U.S. is given first look at Chinese space complex
U.S. is given first look at Chinese space complex
Nation plans station, moon flight
Associated Press
Thursday, January 15, 2004
Beijing — It may look like Mission Control in Houston, but this space complex had been hidden from the world until Wednesday — when U.S. officials got their first look at the command center that recently sent China’s first manned flight into orbit and back.
“Congratulations. You’ve had a great success,” Gen. Richard Myers, chairman of the Joint Chiefs of Staff, told Chinese space program officials during his 40-minute tour of the facility.
Like its storied U.S. counterpart at Houston’s Johnson Space Center, Beijing Aerospace Control Center appears to be the technical, and perhaps inspirational, linchpin of its country’s space program.

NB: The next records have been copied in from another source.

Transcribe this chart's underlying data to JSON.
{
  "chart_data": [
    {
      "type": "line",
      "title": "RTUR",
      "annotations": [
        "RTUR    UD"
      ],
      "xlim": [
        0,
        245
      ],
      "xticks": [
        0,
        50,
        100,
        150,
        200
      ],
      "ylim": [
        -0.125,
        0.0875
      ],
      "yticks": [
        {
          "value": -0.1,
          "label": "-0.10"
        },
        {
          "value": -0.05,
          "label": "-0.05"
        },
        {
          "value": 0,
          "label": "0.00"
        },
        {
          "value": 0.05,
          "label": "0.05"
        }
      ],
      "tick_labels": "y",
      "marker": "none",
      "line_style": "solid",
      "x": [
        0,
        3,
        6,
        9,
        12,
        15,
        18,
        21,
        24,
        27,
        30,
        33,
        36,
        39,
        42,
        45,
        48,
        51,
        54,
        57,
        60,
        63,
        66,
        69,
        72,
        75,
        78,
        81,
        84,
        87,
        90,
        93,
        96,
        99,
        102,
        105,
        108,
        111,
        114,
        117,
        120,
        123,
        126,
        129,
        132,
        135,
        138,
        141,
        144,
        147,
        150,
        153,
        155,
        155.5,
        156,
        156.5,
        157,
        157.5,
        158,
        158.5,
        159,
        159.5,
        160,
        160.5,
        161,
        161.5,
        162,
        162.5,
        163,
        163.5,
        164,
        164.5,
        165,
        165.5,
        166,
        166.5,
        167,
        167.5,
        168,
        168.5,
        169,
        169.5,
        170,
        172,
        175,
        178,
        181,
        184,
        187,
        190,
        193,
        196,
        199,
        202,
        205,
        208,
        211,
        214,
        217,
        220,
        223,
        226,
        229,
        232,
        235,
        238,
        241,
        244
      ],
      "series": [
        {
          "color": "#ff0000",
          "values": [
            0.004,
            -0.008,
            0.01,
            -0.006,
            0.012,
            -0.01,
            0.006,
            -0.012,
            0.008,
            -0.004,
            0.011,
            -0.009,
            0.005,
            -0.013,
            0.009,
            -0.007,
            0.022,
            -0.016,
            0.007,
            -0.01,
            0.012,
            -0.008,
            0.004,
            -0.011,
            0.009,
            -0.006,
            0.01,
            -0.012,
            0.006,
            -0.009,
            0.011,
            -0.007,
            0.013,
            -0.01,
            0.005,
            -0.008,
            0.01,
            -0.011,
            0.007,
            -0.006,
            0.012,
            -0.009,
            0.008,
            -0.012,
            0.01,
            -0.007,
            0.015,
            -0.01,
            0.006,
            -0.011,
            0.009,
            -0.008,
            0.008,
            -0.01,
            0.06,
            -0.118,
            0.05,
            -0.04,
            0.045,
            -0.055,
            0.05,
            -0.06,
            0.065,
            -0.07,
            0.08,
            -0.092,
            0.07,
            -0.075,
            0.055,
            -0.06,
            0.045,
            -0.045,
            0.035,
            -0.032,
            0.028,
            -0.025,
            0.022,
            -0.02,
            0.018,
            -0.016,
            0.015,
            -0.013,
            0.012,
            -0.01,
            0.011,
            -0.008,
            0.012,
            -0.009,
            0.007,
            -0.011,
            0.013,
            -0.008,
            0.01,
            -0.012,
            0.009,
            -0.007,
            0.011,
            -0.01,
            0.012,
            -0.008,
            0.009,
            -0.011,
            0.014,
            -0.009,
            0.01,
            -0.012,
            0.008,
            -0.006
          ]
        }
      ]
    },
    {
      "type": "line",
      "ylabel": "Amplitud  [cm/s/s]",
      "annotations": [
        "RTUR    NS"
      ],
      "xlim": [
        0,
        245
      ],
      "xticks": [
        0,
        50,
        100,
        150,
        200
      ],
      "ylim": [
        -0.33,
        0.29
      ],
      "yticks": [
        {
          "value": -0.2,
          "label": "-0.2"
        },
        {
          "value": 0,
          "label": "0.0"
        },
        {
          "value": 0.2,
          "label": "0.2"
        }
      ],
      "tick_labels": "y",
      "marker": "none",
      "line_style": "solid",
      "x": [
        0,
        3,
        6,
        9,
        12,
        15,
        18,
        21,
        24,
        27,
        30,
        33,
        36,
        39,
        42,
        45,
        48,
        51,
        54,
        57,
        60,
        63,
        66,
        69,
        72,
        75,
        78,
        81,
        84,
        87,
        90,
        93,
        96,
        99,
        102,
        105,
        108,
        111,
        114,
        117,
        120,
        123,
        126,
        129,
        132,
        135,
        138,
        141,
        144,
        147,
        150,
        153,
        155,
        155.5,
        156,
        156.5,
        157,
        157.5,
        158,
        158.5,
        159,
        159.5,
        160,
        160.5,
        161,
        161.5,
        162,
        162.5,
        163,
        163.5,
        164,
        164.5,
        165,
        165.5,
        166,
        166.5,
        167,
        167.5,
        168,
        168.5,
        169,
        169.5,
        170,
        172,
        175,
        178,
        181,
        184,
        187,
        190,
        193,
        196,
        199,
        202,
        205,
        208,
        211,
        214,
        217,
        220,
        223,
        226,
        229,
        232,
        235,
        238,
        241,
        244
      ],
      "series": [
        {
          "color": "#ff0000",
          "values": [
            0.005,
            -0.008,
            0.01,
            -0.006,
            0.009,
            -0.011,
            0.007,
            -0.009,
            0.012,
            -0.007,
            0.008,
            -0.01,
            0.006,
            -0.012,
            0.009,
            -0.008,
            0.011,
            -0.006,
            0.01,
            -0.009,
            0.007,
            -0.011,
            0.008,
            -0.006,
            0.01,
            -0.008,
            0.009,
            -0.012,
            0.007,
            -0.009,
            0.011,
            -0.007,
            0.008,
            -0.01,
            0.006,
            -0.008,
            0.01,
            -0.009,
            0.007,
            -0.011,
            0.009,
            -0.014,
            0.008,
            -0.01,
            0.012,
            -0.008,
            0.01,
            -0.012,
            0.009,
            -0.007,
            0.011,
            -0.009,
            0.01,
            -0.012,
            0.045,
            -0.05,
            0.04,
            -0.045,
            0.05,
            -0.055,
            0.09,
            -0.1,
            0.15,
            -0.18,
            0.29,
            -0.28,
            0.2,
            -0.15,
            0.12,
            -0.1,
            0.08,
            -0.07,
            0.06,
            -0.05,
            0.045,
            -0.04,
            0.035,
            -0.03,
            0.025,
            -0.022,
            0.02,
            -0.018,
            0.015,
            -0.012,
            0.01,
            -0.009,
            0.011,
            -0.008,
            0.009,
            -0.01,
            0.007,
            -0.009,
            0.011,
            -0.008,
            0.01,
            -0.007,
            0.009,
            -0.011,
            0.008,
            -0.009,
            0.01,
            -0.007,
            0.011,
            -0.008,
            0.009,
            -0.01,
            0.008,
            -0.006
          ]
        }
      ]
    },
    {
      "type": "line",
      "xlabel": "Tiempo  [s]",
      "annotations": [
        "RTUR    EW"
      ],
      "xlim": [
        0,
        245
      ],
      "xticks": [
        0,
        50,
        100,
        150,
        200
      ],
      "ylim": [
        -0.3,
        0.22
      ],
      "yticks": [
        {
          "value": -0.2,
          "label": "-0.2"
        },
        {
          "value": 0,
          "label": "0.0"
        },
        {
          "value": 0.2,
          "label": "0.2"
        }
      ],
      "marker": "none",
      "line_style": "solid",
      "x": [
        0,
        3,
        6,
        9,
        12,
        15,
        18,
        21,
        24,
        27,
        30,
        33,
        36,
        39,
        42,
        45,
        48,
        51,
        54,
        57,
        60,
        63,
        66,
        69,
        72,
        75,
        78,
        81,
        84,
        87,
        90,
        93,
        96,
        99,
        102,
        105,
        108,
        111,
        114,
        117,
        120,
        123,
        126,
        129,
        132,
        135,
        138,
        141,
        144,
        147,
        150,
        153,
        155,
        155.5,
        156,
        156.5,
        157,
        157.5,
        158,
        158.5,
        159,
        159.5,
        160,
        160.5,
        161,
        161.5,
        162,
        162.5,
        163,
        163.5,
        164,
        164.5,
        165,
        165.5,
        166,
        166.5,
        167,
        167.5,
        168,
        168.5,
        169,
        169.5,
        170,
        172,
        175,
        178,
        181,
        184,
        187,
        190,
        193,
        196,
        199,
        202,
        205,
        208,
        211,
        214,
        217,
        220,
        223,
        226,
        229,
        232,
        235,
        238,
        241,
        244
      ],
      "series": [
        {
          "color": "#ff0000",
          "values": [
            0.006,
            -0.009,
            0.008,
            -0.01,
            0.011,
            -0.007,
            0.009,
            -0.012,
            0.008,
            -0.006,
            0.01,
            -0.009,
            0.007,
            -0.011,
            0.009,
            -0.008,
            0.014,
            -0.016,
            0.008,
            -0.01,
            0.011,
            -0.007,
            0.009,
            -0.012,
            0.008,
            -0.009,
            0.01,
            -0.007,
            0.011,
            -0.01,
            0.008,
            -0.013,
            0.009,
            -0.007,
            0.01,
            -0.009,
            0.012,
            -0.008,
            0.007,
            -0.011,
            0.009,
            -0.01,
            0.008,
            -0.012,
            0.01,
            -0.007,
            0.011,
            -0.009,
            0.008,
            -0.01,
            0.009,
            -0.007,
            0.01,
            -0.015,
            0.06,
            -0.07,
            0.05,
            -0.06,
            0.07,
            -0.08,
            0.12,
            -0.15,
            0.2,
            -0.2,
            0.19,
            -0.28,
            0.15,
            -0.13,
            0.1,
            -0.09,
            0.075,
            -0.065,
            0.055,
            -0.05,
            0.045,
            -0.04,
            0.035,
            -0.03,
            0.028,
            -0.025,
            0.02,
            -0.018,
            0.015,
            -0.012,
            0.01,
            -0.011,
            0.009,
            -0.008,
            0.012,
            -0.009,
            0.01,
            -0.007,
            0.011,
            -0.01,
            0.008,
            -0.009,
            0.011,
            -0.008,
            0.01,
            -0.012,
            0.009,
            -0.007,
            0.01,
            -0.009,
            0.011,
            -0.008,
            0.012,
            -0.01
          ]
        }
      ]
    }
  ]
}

One banner there reads, “Realize the complete success of the first manned space mission.”
On Oct. 15, the space center did precisely that. After blasting off from the Gobi Desert, Col. Yang Liwei orbited Earth several times in a modified Russian Soyuz capsule before landing safely inside China’s borders. The mission catapulted China onto the short list of countries — Russia and the United States — with manned spaceflight programs.
Beijing also envisions grander plans — for a space station and a lunar base. China has announced a second manned mission to take place by 2005.
When the space control center is running — it appeared almost deserted Wednesday — an operator at each station monitors one of the subsystems of the Chinese spacecraft. The central main screen has a world map with an overlay of the spacecraft’s orbit. Rows of workstations, each with a Dell computer monitor, sit before the three big wall screens.
Until now, no foreign delegation had been allowed inside the Beijing Aerospace Control Center. A small group of reporters accompanied Myers but was not allowed to take photographs.